As autoras limitam-se, na verdade, a escrever o que lhes apetece do que acham que têm na memória com um único objectivo: fazer do CES um antro de abusos intelectuais, laborais e sexuais, e destruir as reputações e carreiras de três investigadores com credenciais nacional e internacionalmente: Boaventura de Sousa Santos, Maria Paula Meneses e Bruno Sena Martins. Sublinhe-se ainda que a denúncia de comportamentos, uma vez claramente fundamentada (coisa que não acontece neste artigo), não deve levar à eliminação dos sujeitos, mas à sua regeneração, se for caso disso. Nunca ao que se tem verificado com o cancelamento de Boaventura de Sousa Santos. Assim se aprende na obra de outra autora, Sara Ahmed, citada por Viaene, Laranjeiro e Tom, mas evidentemente lida com má fé e enviesadamente, com o referido único objectivo em mente. Grande parte da obra de Ahmed, e não só Complaint, por elas citada, se centra na necessidade de fazer ouvir a voz das mulheres em contextos académicos, onde essa voz é tida muitas vezes como mera choraminguice. Nunca assim foi nas instituições democráticas do CES. As mulheres sempre tomaram parte nos órgãos directivos e sempre se fizeram ouvir nas reuniões dos conselhos. A redução do CES a três elementos – Star Professor, Apprentice e Watchwoman – é um insulto a todos os outros investigadores do CES, mais de uma centena na altura, e insulto sobretudo às mulheres investigadoras do CES, que neste artigo aparecem como totalmente incompetentes, dependentes, subservientes e cobardes. 

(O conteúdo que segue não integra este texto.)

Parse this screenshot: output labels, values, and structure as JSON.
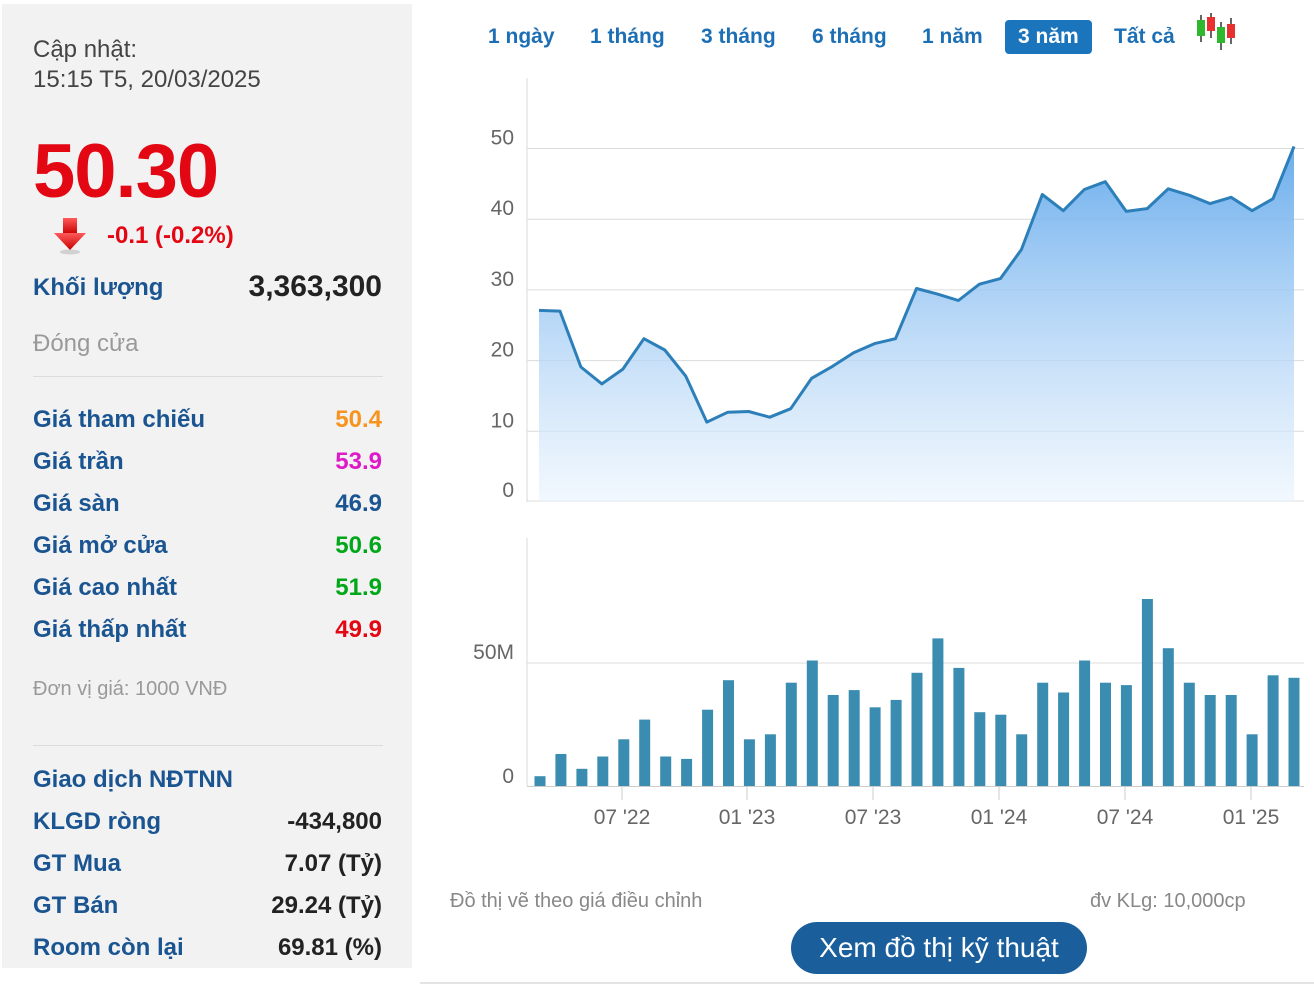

[Stacy Holmes Jones, Tony E. Adams, Carolyn Ellis, Handbook of Autoethnography. London and New York: Routledge, 2016. Deste livro, servem-se do capítulo escrito por Keyan G. Tomaselli, Lauren Dyll-Myklebust, and Sjoern van Grootheest, intitulado “Personal/Political Interventions via Autoethnography Dualisms, Knowledge, Power, and Performativity in Research Relations”, p. 576-594.]

[Sara Ahmed, Complaint. Durham and London: Duke University Press, 2021.]

As três autoras não podem deixar de reconhecer a excelência do CES e o prestígio internacional do seu director, que contribuiu para a rápida consolidação nacional e internacional do centro. O recurso, neste segmento, a duas obras sobre a mercantilização do ensino superior no Reino Unido, assunto que nada tem a ver com o CES, é mais uma prova da desonestidade com que o artigo é escrito, de modo a fazê-lo parecer “científico”. 

[Brown, R. with Carasso, H. (2013). Everything for Sale? The Marketisation of UK Higher Education. London and New York: Routledge; Molesworth, M., Nixon, E., and Scullion, R. (2009). ‘Having, being and higher education: The marketisation of higher education and the transformation of the student into consumer.’ Teaching in Higher Education, 14(3), pp. 277– 287.] 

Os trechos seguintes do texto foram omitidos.